Voorbeelden van de eerste regiestappen door de afgelopen veertig jaar heen zijn de ontwikkeling van de Gedragscode Schuldregeling door de NVVK in 1979 en de uitwerking van het concept integrale schuldhulpverlening in de jaren 90.

De gedragscode had als doel om uniformiteit te brengen in de duur van de schuldregelingen en de verdeelpositie van de schuldeisers. De uitwerking van het concept integrale schuldhulpverlening was vooral bedoeld om de grote verschillen in werkwijze tussen kredietbanken, sociale diensten en

instellingen voor maatschappelijk werk te verkleinen. In diverse commissies en samenwerkingsverbanden is in die tijd gewerkt aan een eenduidige manier van werken (Boorsma, 1994). Anders verwoord, de inspanningen op regie tot de inwerkingtreding van de Wsnp waren vooral gericht op het harmoniseren van de uitvoering in het gemeentelijk domein.

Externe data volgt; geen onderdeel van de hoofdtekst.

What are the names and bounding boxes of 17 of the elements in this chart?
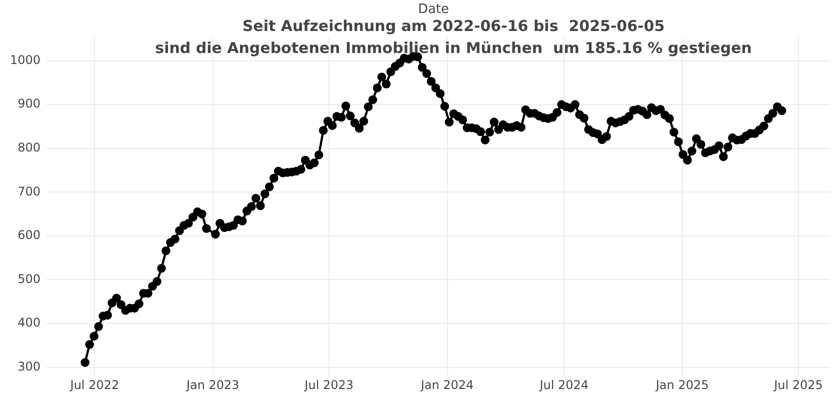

Daarbij werd gemeentelijke autonomie gerespecteerd maar ook beoogd, om al te grote kwaliteitsverschillen tussen gemeentelijke schuldhulpverleningsarrangementen te verkleinen.

De inwerkingtreding van de Wsnp in 1998 was een grote stap naar meer centrale regie. Naast eindigheid van

schulden werd met deze wet nadrukkelijk beoogd dat er meer minnelijke regelingen tot stand zouden komen. Doordat toen al in de Wet op het consumentenkrediet (Wck) stond dat schuldhulpverlening tegen betaling door de schuldenaar verboden is, was de regie vooral gericht op regelingen in het gemeentelijk domein. Echter, in de eerste jaren na de Wsnp daalde het aantal minnelijke regelingen fors. Onder meer de rechters en de branchevereniging NVVK probeerden regie te voeren, opdat er meer regelingen in het gemeentelijk domein tot stand zouden komen. Rechters trachtten bijvoorbeeld bij te sturen door de verschillen in berekening van de afloscapaciteit gelijk te trekken (want de verschillen in berekening tussen de twee trajecten maakten de wettelijke saneringen onbedoeld aantrekkelijker voor schuldeisers). De NVVK probeerde bij te sturen door met een nieuwe werkwijze te komen, convenanten te gaan sluiten met landelijke schuldeisers en het lidmaatschap van de vereniging open te stellen voor private partijen. Het idee was dat een brede achterban met convenanten met schuldeisers die op basis van een NVVK-lidmaatschap akkoord gaan, stimuleert en er aan bij zouden dragen dat er meer minnelijke regelingen tot stand komen. In het besef dat de pogingen tot regie van onder meer de rechters en de NVVK niet voldoende gewicht in de schaal legden, stelde het Kabinet tussen 2009 en 2011 tijdelijke extra middelen beschikbaar (110 miljoen over drie jaar) om de kwaliteit van de schuldhulpverlening te verbeteren. Die middelen zijn door gemeenten deels ingezet om wachtlijsten weg te werken. De inzet van deze extra middelen zou ook de totstandkoming van minnelijke regelingen verder moeten bevorderen. Kortom, ook na de inwerkingtreding van de Wsnp probeerden diverse partijen de totstandkoming van minnelijke regelingen te stimuleren.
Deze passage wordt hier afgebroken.